Al respecto, el CEO de Latam Airlines Group, Roberto Alvo, afirmó que "la aprobación del DIP es un paso muy significativo para la sostenibilidad del grupo y agradecemos el amplio interés y la confianza en lo que Latam ha construido y en nuestro proyecto de largo plazo. Ahora empezamos una nueva etapa, que es presentar nuestro plan de reorganización dentro del proceso del Capítulo 11."
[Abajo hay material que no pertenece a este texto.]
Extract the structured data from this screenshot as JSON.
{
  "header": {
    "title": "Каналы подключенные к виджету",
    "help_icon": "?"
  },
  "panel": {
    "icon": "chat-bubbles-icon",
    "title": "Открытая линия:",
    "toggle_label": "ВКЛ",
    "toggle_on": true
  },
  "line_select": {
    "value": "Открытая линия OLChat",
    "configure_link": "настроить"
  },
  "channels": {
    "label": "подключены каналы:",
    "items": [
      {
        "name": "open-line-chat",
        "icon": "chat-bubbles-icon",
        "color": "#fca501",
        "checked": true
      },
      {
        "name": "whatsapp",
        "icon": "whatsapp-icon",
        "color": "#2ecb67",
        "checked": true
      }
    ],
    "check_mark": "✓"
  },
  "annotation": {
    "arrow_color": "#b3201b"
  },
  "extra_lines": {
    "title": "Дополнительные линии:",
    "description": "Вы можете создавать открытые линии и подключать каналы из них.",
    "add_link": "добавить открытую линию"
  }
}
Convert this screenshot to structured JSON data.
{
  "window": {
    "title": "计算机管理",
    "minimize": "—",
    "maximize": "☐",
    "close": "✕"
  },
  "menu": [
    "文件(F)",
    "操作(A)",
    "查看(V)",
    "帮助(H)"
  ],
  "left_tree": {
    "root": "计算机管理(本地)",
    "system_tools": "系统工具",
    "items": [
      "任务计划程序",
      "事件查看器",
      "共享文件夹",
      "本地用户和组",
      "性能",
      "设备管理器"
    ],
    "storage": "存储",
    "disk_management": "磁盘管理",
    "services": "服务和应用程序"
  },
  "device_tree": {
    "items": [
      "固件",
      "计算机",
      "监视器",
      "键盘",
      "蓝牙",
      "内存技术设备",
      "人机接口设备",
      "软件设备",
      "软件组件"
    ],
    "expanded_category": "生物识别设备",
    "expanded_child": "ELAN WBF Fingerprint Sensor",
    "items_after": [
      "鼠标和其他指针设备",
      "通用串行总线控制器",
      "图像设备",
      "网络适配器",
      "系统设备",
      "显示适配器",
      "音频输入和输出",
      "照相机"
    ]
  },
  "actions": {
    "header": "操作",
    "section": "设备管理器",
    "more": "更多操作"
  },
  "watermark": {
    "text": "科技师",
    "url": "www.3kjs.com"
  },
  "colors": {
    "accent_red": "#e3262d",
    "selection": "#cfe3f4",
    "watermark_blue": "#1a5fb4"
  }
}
El 26 de mayo pasado, Latam Airlines Group y sus filiales en Chile, Colombia, Ecuador, Estados Unidos y Perú se acogieron a dicho proceso tras las graves consecuencias de la pandemia. La filial de Brasil se acogió a dicho proceso en julio pasado.
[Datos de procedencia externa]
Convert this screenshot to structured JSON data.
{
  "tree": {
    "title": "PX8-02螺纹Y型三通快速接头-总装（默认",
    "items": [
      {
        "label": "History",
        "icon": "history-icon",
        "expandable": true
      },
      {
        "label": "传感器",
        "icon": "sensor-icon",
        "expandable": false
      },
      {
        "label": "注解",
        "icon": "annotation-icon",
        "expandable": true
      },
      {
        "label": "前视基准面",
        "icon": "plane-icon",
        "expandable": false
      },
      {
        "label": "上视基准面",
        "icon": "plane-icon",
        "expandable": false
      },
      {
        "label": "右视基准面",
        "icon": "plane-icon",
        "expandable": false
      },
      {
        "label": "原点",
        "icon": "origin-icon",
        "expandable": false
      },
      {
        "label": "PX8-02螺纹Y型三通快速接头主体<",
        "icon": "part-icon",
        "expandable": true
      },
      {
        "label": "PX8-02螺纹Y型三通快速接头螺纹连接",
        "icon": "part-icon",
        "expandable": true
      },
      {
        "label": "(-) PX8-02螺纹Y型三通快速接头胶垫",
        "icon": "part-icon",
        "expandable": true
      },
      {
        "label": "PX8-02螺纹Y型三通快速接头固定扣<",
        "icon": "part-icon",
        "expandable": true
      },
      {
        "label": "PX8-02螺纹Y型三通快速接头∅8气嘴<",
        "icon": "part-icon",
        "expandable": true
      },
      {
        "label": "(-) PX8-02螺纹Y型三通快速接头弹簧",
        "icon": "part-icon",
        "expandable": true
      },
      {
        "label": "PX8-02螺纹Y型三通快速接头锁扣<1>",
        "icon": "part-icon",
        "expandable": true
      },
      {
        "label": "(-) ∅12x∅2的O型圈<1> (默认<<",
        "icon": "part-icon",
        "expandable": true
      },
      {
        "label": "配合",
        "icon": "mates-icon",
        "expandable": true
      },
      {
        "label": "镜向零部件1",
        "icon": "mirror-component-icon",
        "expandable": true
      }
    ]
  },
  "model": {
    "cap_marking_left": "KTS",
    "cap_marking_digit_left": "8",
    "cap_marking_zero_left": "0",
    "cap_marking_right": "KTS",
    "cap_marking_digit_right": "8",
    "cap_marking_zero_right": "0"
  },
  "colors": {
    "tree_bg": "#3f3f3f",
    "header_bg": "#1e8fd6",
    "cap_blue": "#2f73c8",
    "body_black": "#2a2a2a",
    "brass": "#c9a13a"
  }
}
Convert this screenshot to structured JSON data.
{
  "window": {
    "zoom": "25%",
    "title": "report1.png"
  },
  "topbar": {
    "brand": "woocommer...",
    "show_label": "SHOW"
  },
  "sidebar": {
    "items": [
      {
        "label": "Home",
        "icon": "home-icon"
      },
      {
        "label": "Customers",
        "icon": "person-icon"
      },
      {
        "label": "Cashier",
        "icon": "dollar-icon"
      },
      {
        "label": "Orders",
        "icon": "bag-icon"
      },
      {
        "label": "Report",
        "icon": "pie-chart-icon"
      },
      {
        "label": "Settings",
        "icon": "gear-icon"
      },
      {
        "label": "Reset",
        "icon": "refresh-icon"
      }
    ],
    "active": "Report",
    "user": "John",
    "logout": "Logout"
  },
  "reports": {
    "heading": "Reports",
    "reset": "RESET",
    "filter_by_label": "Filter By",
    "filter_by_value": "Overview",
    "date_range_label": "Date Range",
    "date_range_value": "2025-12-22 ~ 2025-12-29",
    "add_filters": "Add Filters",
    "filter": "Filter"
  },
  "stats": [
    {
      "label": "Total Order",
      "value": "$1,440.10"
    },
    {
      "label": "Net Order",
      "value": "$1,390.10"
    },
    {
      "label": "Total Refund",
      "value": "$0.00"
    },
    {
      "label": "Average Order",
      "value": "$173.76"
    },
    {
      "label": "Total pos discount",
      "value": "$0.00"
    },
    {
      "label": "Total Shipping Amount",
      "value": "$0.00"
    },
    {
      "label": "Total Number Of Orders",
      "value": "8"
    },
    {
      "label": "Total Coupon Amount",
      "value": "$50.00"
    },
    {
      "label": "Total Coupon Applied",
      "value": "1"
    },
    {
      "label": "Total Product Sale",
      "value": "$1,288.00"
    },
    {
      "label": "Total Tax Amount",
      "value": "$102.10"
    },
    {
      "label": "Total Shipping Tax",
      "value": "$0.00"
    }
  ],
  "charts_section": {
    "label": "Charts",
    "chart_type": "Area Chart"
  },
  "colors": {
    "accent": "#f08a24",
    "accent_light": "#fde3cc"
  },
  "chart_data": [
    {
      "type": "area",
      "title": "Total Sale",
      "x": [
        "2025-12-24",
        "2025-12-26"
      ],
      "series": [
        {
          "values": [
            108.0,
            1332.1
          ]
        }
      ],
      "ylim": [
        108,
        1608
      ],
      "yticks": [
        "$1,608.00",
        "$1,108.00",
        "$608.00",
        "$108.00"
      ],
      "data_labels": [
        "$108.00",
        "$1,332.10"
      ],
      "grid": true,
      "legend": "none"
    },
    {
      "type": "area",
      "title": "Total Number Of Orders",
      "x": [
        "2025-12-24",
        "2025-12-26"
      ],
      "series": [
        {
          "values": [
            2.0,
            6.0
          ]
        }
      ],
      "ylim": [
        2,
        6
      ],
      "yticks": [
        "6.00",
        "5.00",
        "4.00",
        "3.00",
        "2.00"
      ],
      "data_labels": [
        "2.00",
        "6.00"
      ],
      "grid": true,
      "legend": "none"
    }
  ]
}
En el caso de Argentina, hace tres meses la compañía anunció su retirada. La empresa presentó un Procedimiento Preventivo de Crisis (PPC) en el Ministerio de Trabajo argentino y, a partir de ese momento, comenzó un proceso para desvincular a sus 1.700 empleados. Además, tiene en vilo a 3.000 proveedores, muchos de ellos pymes.

Propuesta

En concreto, el nuevo plan de Latam mantendrá el compromiso inicial de financiación por hasta USD2.450 millones, a través de una línea de crédito a plazo diferido y compuesta por dos tramos

Por un lado, el tramo A, por un capital de hasta USD1.300 millones; y, por el otro, el tramo C, cuyo monto asciende hasta USD1.150 millones.

Del total del tramo A, USD1.125 millones serían proporcionados por Oaktree Capital, mientras que los restantes USD175 millones serían desembolsados por Knighthead y Jefferies.

Por su parte, del total del tramo C, unos USD750 millones serían proporcionados por accionistas de Latam, entre los que se encuentran el Grupo Cueto, el Grupo Eblen y Qatar Airways.

Además, USD250 millones los proporcionarían también Knighthead y Jefferies y otras otras entidades.

Los restantes USD150 millones serían aportados por acreedores de la compañía o nuevos inversores.